L'Italie fait partie des pays qui ont enregistré une très forte baisse de leur PIB et qui s'attend à perdre environ 2020 à 9 % de son PIB pour l'ensemble de 10. Et cela sans pouvoir encore pleinement évaluer les dégâts de la deuxième vague de la pandémie qui pourrait être beaucoup plus lourde qu'on ne l'imagine aujourd'hui, surtout si les conditions de confinement devaient être atteintes en pleine période de Noël. 

L'Europe a fait un pas de géant avec les accords de juillet vers une plus grande responsabilité commune pour la reprise et la croissance de chaque pays. Mais maintenant il appartient aux gouvernements nationaux de mettre en place des plans de relance et de réforme qu'ils sont cohérents avec les objectifs indiqués par Bruxelles et efficaces par rapport à la nécessité d'augmenter le taux de croissance potentiel, en particulier dans les pays qui, au cours des dernières décennies, n'ont pas réussi à suivre le rythme des pays plus avancés.
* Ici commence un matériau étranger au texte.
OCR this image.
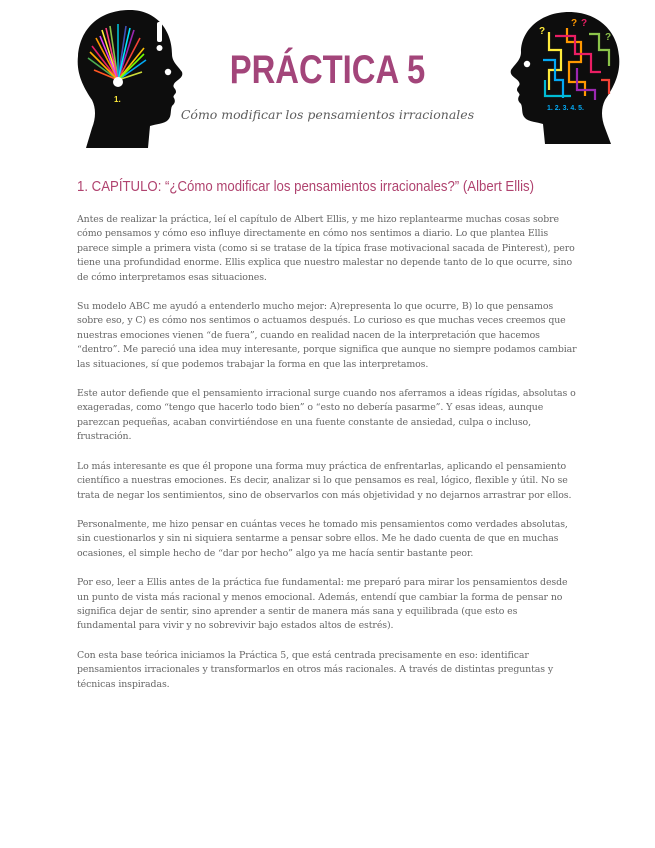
1.
?
? ?
?
1. 2. 3. 4. 5.
PRÁCTICA 5
Cómo modificar los pensamientos irracionales
1. CAPÍTULO: “¿Cómo modificar los pensamientos irracionales?” (Albert Ellis)

Antes de realizar la práctica, leí el capítulo de Albert Ellis, y me hizo replantearme muchas cosas sobre cómo pensamos y cómo eso influye directamente en cómo nos sentimos a diario. Lo que plantea Ellis parece simple a primera vista (como si se tratase de la típica frase motivacional sacada de Pinterest), pero tiene una profundidad enorme. Ellis explica que nuestro malestar no depende tanto de lo que ocurre, sino de cómo interpretamos esas situaciones.

Su modelo ABC me ayudó a entenderlo mucho mejor: A)representa lo que ocurre, B) lo que pensamos sobre eso, y C) es cómo nos sentimos o actuamos después. Lo curioso es que muchas veces creemos que nuestras emociones vienen “de fuera”, cuando en realidad nacen de la interpretación que hacemos “dentro”. Me pareció una idea muy interesante, porque significa que aunque no siempre podamos cambiar las situaciones, sí que podemos trabajar la forma en que las interpretamos.

Este autor defiende que el pensamiento irracional surge cuando nos aferramos a ideas rígidas, absolutas o exageradas, como “tengo que hacerlo todo bien” o “esto no debería pasarme”. Y esas ideas, aunque parezcan pequeñas, acaban convirtiéndose en una fuente constante de ansiedad, culpa o incluso, frustración.

Lo más interesante es que él propone una forma muy práctica de enfrentarlas, aplicando el pensamiento científico a nuestras emociones. Es decir, analizar si lo que pensamos es real, lógico, flexible y útil. No se trata de negar los sentimientos, sino de observarlos con más objetividad y no dejarnos arrastrar por ellos.

Personalmente, me hizo pensar en cuántas veces he tomado mis pensamientos como verdades absolutas, sin cuestionarlos y sin ni siquiera sentarme a pensar sobre ellos. Me he dado cuenta de que en muchas ocasiones, el simple hecho de “dar por hecho” algo ya me hacía sentir bastante peor.

Por eso, leer a Ellis antes de la práctica fue fundamental: me preparó para mirar los pensamientos desde un punto de vista más racional y menos emocional. Además, entendí que cambiar la forma de pensar no significa dejar de sentir, sino aprender a sentir de manera más sana y equilibrada (que esto es fundamental para vivir y no sobrevivir bajo estados altos de estrés).

Con esta base teórica iniciamos la Práctica 5, que está centrada precisamente en eso: identificar pensamientos irracionales y transformarlos en otros más racionales. A través de distintas preguntas y técnicas inspiradas.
Et parmi ceux-ci, l'Italie, avec la Grèce, ferme la marche. 

Il y a beaucoup de choses à faire et des délais serrés. Pour aider les autorités politiques à identifier les bonnes procédures à suivre, et en même temps donner à l'opinion publique un « cadre de contrôle » utile pour suivre les choix gouvernementaux, deux universitaires, Marco Buti et Marcello Messori ont publié sur le site Web de la LUISS School of European Political Economy un article détaillé dans lequel ils se concentrent problèmes et potentiel des fonds mis à disposition par l'UE avec Next Generation EU et en particulier avec la facilité pour la reprise et la résilience (RRF) qui représente environ 90 % du total de ce programme. 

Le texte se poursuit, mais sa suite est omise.